Filling children and adult social care positions is causing upper-tier chief executives the biggest recruitment headache, according to an exclusive survey by Penna.
Seven in 10 council chief executives surveyed highlighted social care roles – from the frontline right through to senior management level – as the most difficult to recruit to, with 85% putting these positions in their top three hardest to fill.
Penna said it had become ‘almost impossible' to find directors of adult social services and children's services.
Some respondents raised fears there was a ‘lack of upcoming talent' in adult and children's social care.
According to the research, half believe the hardest senior management job in local government is director of children's services, compared with less than a quarter who think the chief executive role is the most difficult job.
More than half of the chief executives surveyed said they either would not be or did not know whether they would be in the public sector by the end of the decade.
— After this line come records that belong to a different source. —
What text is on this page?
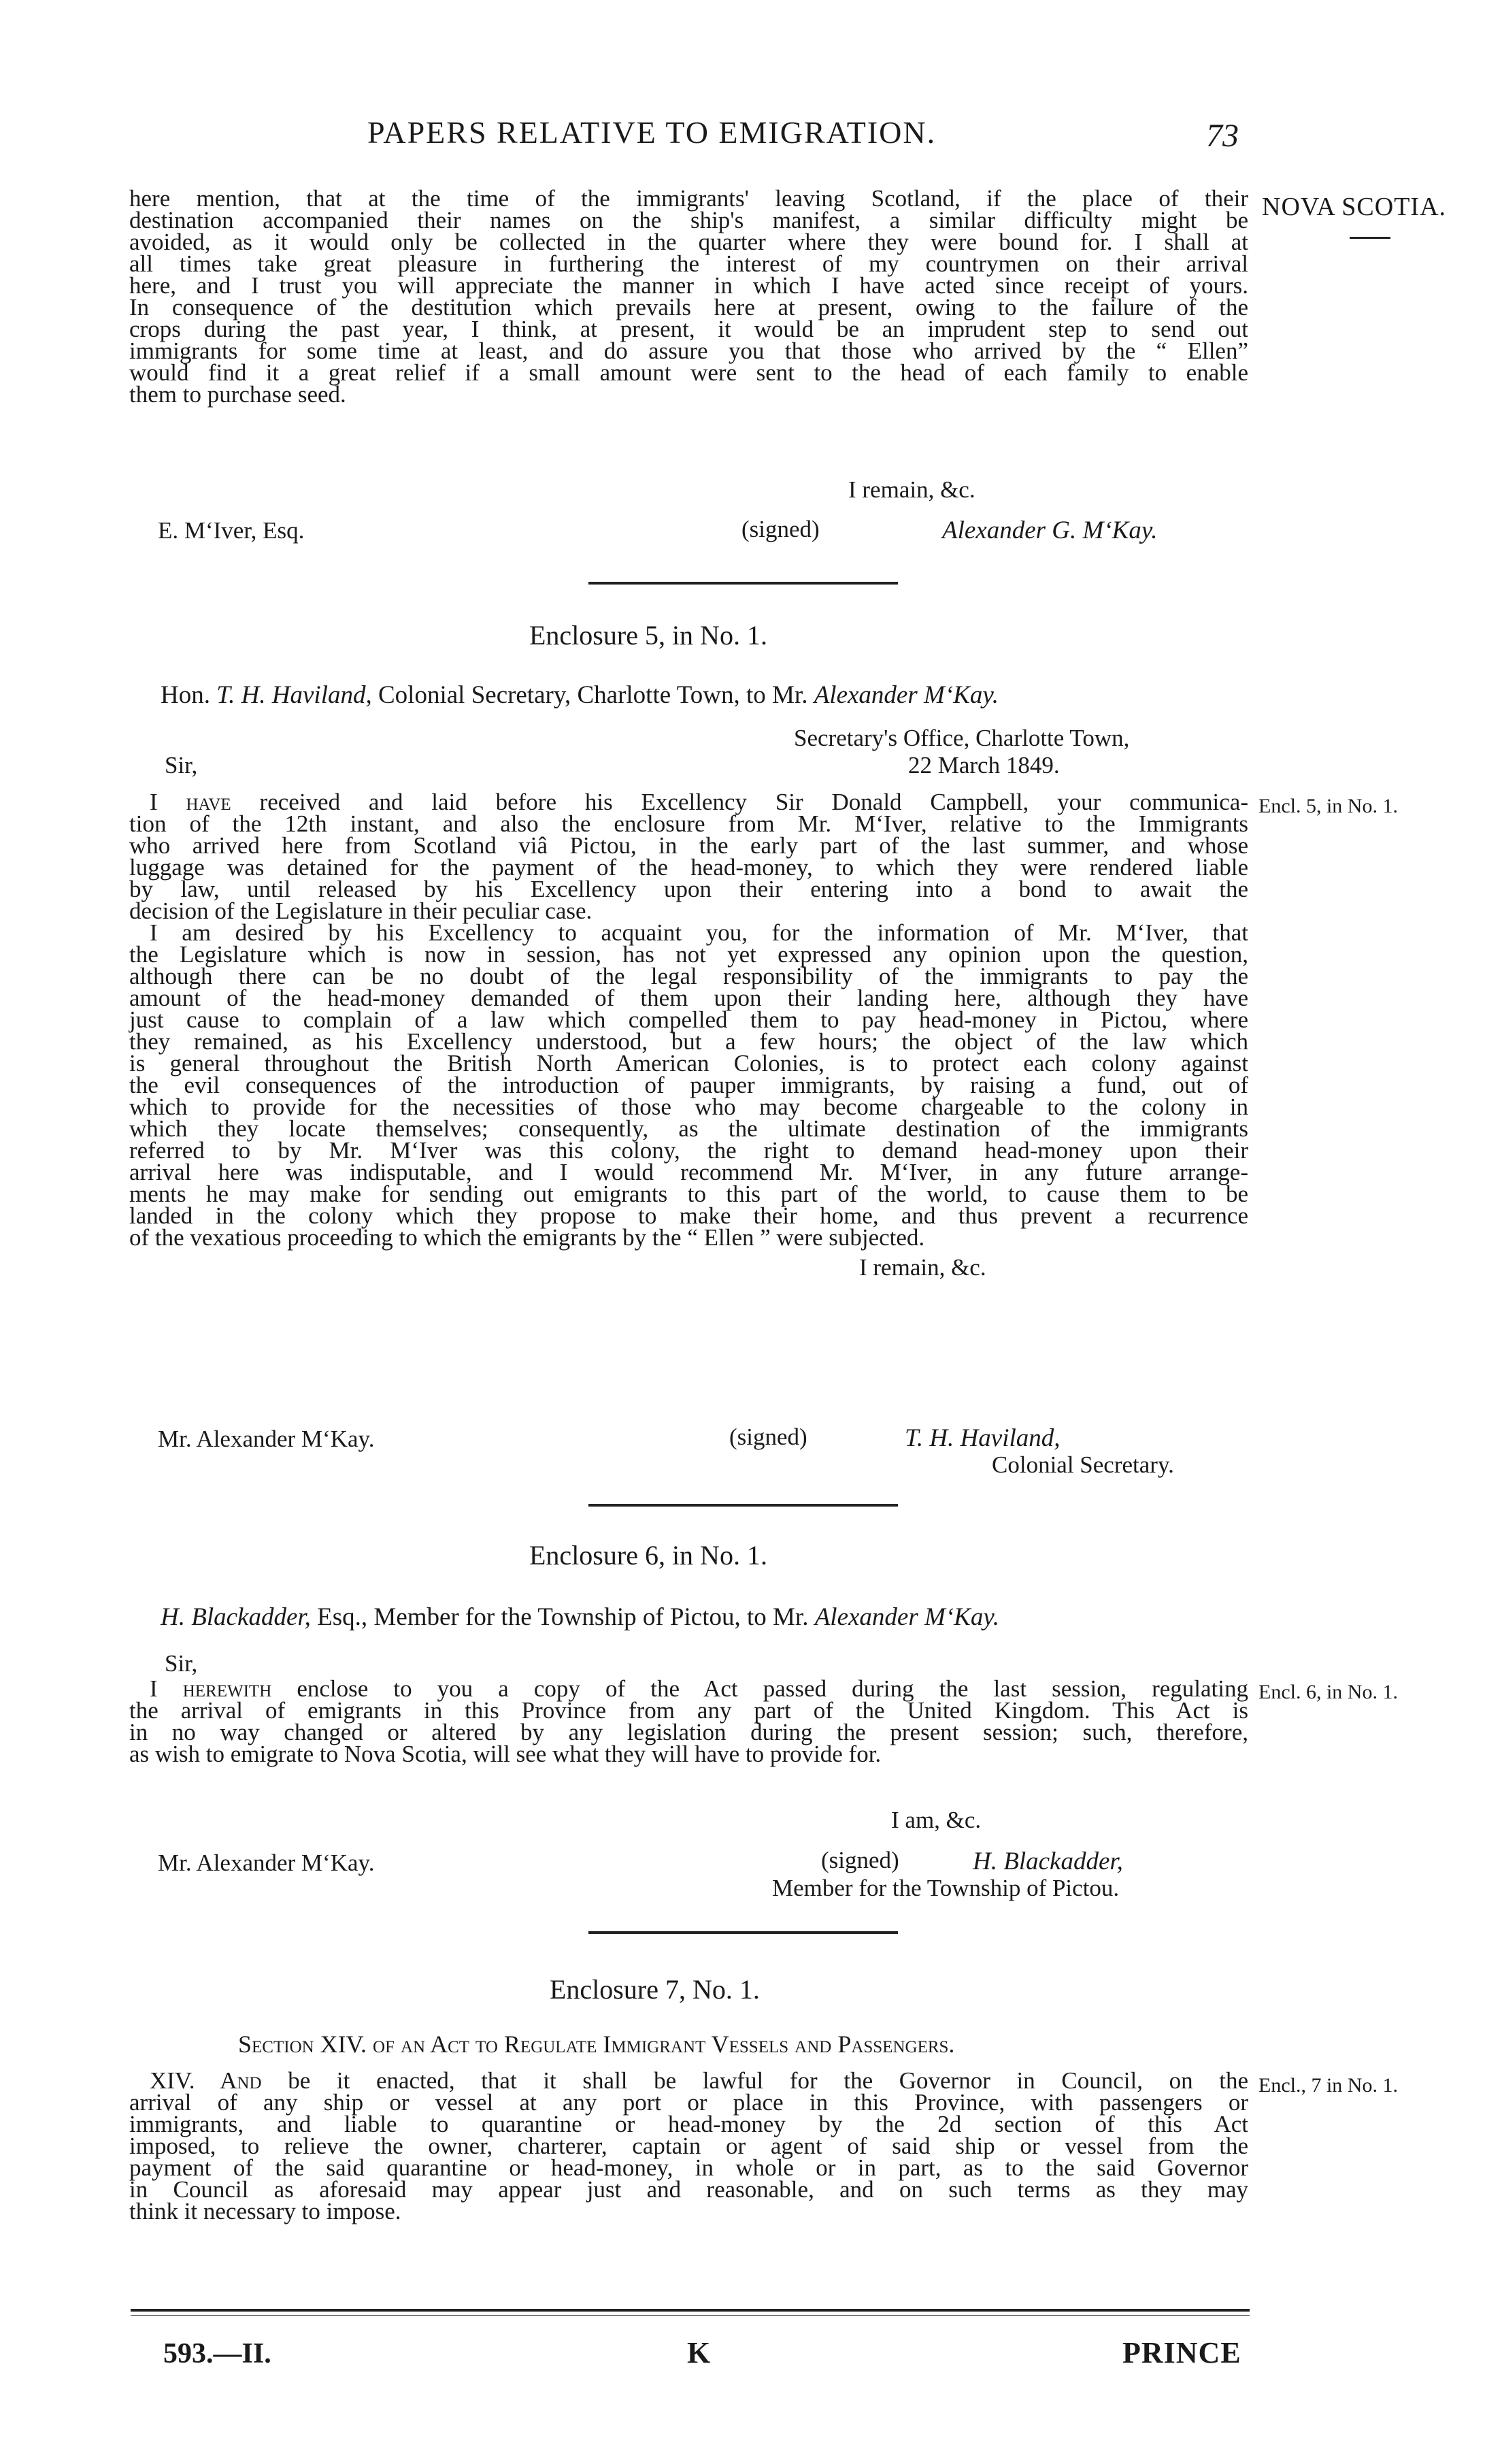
PAPERS RELATIVE TO EMIGRATION.	73
NOVA SCOTIA.
here mention, that at the time of the immigrants' leaving Scotland, if the place of their
destination accompanied their names on the ship's manifest, a similar difficulty might be
avoided, as it would only be collected in the quarter where they were bound for. I shall at
all times take great pleasure in furthering the interest of my countrymen on their arrival
here, and I trust you will appreciate the manner in which I have acted since receipt of yours.
In consequence of the destitution which prevails here at present, owing to the failure of the
crops during the past year, I think, at present, it would be an imprudent step to send out
immigrants for some time at least, and do assure you that those who arrived by the “ Ellen”
would find it a great relief if a small amount were sent to the head of each family to enable
them to purchase seed.
I remain, &c.
E. M‘Iver, Esq.	(signed)	Alexander G. M‘Kay.
Enclosure 5, in No. 1.
Hon. T. H. Haviland, Colonial Secretary, Charlotte Town, to Mr. Alexander M‘Kay.
Secretary's Office, Charlotte Town,
Sir,	22 March 1849.
Encl. 5, in No. 1.
I have received and laid before his Excellency Sir Donald Campbell, your communica-
tion of the 12th instant, and also the enclosure from Mr. M‘Iver, relative to the Immigrants
who arrived here from Scotland viâ Pictou, in the early part of the last summer, and whose
luggage was detained for the payment of the head-money, to which they were rendered liable
by law, until released by his Excellency upon their entering into a bond to await the
decision of the Legislature in their peculiar case.
I am desired by his Excellency to acquaint you, for the information of Mr. M‘Iver, that
the Legislature which is now in session, has not yet expressed any opinion upon the question,
although there can be no doubt of the legal responsibility of the immigrants to pay the
amount of the head-money demanded of them upon their landing here, although they have
just cause to complain of a law which compelled them to pay head-money in Pictou, where
they remained, as his Excellency understood, but a few hours; the object of the law which
is general throughout the British North American Colonies, is to protect each colony against
the evil consequences of the introduction of pauper immigrants, by raising a fund, out of
which to provide for the necessities of those who may become chargeable to the colony in
which they locate themselves; consequently, as the ultimate destination of the immigrants
referred to by Mr. M‘Iver was this colony, the right to demand head-money upon their
arrival here was indisputable, and I would recommend Mr. M‘Iver, in any future arrange-
ments he may make for sending out emigrants to this part of the world, to cause them to be
landed in the colony which they propose to make their home, and thus prevent a recurrence
of the vexatious proceeding to which the emigrants by the “ Ellen ” were subjected.
I remain, &c.
Mr. Alexander M‘Kay.	(signed)	T. H. Haviland,
Colonial Secretary.
Enclosure 6, in No. 1.
H. Blackadder, Esq., Member for the Township of Pictou, to Mr. Alexander M‘Kay.
Sir,
Encl. 6, in No. 1.
I herewith enclose to you a copy of the Act passed during the last session, regulating
the arrival of emigrants in this Province from any part of the United Kingdom. This Act is
in no way changed or altered by any legislation during the present session; such, therefore,
as wish to emigrate to Nova Scotia, will see what they will have to provide for.
I am, &c.
Mr. Alexander M‘Kay.	(signed)	H. Blackadder,
Member for the Township of Pictou.
Enclosure 7, No. 1.
Section XIV. of an Act to Regulate Immigrant Vessels and Passengers.
Encl., 7 in No. 1.
XIV. And be it enacted, that it shall be lawful for the Governor in Council, on the
arrival of any ship or vessel at any port or place in this Province, with passengers or
immigrants, and liable to quarantine or head-money by the 2d section of this Act
imposed, to relieve the owner, charterer, captain or agent of said ship or vessel from the
payment of the said quarantine or head-money, in whole or in part, as to the said Governor
in Council as aforesaid may appear just and reasonable, and on such terms as they may
think it necessary to impose.
593.—II.	K	PRINCE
The results revealed that chief executives are torn over how their job has changed in the last year.
Of those who thought their role had changed, 56% thought it had become more enjoyable while 44% said it had become less so.
One respondent said: ‘This is the best time to be a public sector leader.
'We might not know it, but we are the generation of public servants who are casting what public services will be like in the 21st century.
'It's hard work, but inspiring and terribly rewarding.'
For half of district chief executives, the biggest recruitment concern was planning, with 83% putting it in their top three.
This compared with the 16% of unitary or London borough chief executives who highlighted planning recruitment as an issue.